Small business owners often fall into the trap of using their personal funds for company use and vice versa. It would be an especially tempting scenario during the pandemic if your company were caught in the outbreak without a cohesive risk management plan to fall back on.
While co-mingling your personal funds with your business funds could’ve gone without a hitch so far, you can expect that continuing this practice can lead to serious repercussions soon.
Think missing deductions due to a confusing account statement, coming up with a vague audit trail, and dealing with chaotic taxes. To break the habit, you have to establish clear and practical methods you can apply at once to keep both funds separate.
Subtract from Salary, Not Savings
Apart from the nightmare with your bank statements and taxes, co-mingling these funds put you in danger of jeopardizing your personal obligations. When both areas of your life become financially compromised, setting your money matters in order gets exponentially harder.
If you haven’t assigned yourself a salary yet, now is the time to do so. Allotting a salary can be tricky at first, and some even feel that it’s not essential, but it’s a business practice that successful business owners promote. This effectively gives you a ready source of funds that you can use for additional capital without touching your personal savings.
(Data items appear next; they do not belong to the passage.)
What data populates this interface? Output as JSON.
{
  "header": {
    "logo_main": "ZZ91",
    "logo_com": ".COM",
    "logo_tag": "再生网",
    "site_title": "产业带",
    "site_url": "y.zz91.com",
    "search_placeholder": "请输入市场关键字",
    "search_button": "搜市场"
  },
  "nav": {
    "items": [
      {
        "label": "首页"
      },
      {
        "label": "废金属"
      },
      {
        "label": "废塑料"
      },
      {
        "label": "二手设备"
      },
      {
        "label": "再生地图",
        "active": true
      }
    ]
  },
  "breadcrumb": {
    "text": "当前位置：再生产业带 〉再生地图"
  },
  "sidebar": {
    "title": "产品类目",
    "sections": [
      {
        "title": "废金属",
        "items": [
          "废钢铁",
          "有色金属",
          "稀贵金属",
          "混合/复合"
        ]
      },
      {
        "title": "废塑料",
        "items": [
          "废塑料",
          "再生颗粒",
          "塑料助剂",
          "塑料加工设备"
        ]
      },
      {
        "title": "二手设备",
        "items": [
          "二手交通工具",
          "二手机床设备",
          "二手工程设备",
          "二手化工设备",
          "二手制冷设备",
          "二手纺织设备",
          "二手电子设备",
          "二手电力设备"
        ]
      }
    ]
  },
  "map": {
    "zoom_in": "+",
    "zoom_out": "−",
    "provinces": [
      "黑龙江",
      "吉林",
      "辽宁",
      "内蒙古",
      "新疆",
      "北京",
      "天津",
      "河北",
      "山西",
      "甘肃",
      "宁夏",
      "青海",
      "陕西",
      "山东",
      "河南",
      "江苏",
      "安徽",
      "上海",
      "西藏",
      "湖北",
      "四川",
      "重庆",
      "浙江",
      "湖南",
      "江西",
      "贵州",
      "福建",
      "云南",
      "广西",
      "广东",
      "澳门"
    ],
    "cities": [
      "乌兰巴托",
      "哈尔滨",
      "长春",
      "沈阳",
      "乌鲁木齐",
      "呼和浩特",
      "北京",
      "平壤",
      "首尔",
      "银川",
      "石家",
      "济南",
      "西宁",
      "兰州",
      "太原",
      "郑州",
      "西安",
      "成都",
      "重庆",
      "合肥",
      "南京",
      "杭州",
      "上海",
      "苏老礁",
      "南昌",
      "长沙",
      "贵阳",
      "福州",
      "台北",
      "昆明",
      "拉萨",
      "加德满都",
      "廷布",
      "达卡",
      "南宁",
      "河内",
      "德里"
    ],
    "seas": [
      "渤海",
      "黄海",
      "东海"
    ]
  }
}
In the time of pandemic when you may need to crunch those numbers, it’s wiser to subtract from your salary. Once you’ve dipped your hand into your personal slush fund, it gets difficult to stop, especially if your company ever ends up in need.
It could also be illegal to co-mingle unless your company is registered as a sole proprietorship. Even then, this bad habit is deemed unprofessional and often leads to mistakes that are difficult to amend.
No Personal Loan for Business
Yes, using a personal loan for business is a common practice. A lot of banks will allow you to use your loan to pay for business expenses or even start one. Since it’s easier to acquire, entrepreneurs like yourself often feel tempted to resort to this method.
Before you do it, however, consider whether your business can really pay back the loan in full and on time. Any hitch on your payment will reflect on your personal credit report, and it can substantially decrease your chances of getting financial help for big personal expenses like cars and houses.
If you haven’t purchased your dream house in North Carolina yet, then this risk should be among your top considerations. Talk to a reputable lender to know what credit rating you’ll need to get a home loan in your city.
Your current credit standing may be good enough to win you the lowest interest rate. You could miss this opportunity if you’re not confident that your business can return the personal loan you want to apply for. Worse, should this loan be unsecured and you can’t make the payment, you also risk losing your personal assets.
Cut Back and Redirect Costs
When business funds start to dwindle, first-time entrepreneurs immediately look for external financial sources. This may not be a sustainable practice for small business owners, as it often leads to debt. What you should do instead is to study your expenses and identify where you can cut back on costs.
This could mean preparing more of your employees for remote work or finding alternative brands for your office sanitation needs. Can you bring your utility bills down and negotiate your rent? By reducing these costs, you can redirect your business funds to more immediate needs like marketing and customer service.
Continually look for ways to make your overhead and operating expenses more affordable instead of reaching for your personal savings.
To Risk or Not to Risk
While there may be times when you’ll need to make personal sacrifices for the wellbeing of your company, making it a regular practice is unhealthy. Your investors, partners, and employees may perceive this as unprofessional and trust your credibility.
Keep your personal and business funds separate, especially during the pandemic. To avoid risking your financial stability is not a lack of commitment, but a guarantee of sound leadership. After all, it’s challenging to run a company well when you can’t get your personal life together during a crisis.